Winkler Prins

Anthony Winkler Prins (1870)

Gepubliceerd op 08-08-2018

Jellasjisj de Buzim

betekenis & definitie

Jellasjisj de Buzim. Onder dezen naam vermelden wij:

Frans, vrijheer von Jellasjisj de Buzim, een Oostenrijksch generaal. Hij was geboren in 1746 te Petrinia uit een oud, Croatisch geslacht, trad in 1763 in Oostenrijksche dienst, nam in 1789 deel aan den oorlog tegen de Turken, werd in 1794 kolonel en kommandant van het korps Croatische scherpschutters bij de Rijn-armee en onderscheidde zich door zijne dapperheid. In 1797 werd hij generaalmajoor, verdedigde in 1799 met goed gevolg Feldkirch tegen Oudinot en Masséna, en zag zich in 1800 bevorderd tot luitenantveldmaarschalk en tot bevelhebber te Peterwardein en vervolgens te Karlstadt. Bij het uitbarsten van den oorlog in 1805 was hij minder gelukkig in het verdedigen van Vorarlberg, zoodat hij gepensioneerd werd. In 1808 ontving hij echter weder eene aanstelling tot bevelhebber te Agram, en overleed te Szala-Apathy den 4den Februarij 1810.

Joseph, graaf von Jellasjisj de Buzim, oudsten zoon van den voorgaande en desgelijks een vermaard krijgsman.
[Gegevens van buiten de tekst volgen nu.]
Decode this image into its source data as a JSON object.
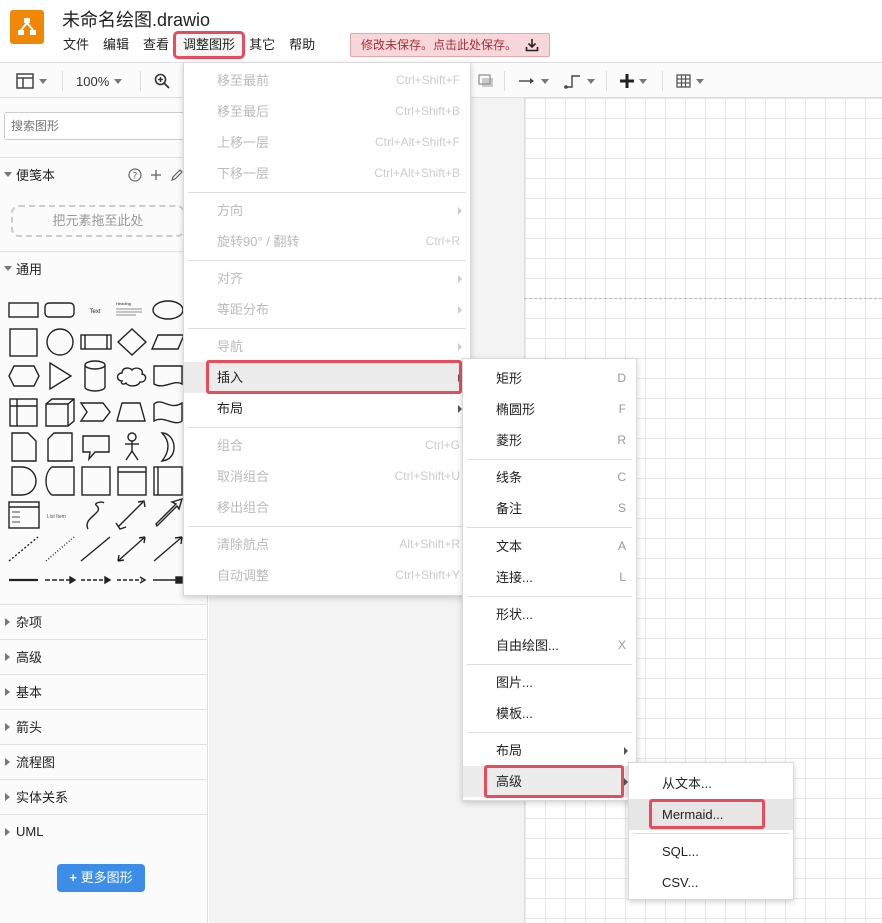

Hij werd geboren te Peterwardein den 16den October 1801, ontving op de Theresiaansche ridderacadémie eene goede opleiding, trad in Oostenrijksche dienst, klom spoedig op en zag zich in 1848 bevorderd tot banus van Croatië en luitenant-veldmaarschalk. Als vertegenwoordiger van het Slawisch element stond hij tegenover de Magyaren, die vruchtelooze pogingen aanwendden om een einde te maken aan zijne bemoeijingen. Wél vaardigde de Keizer in Junij 1848 eene proclamatie uit tegen het streven van Jellasjisj, zoodat men hem ontslagen achtte; doch hij begaf zich met eene Croatische depudatie naar Innsbrück en werd er aan het Keizerlijk Hof met onderscheiding bejegend. Eene dergelijke behandeling ondervond hij te Weenen en het ontslag, waarmede hij bedreigd was, werd teruggenomen. Hij nam nu ijverig deel aan den strijd in Hongarije. In September 1848 viel hij met 40000 man uit Croatië in dat land, en toen hij na een bloedig gevecht bij Ofen door de Hongaarsche wapenen in verlegenheid was gebragt, sloot hij een wapenstilstand van 3 dagen. Gedurende dezen trok hij naar Weenen, om er zich te vereenigen met de troepen, aldaar tot onderwerping der hoofdstad verzameld.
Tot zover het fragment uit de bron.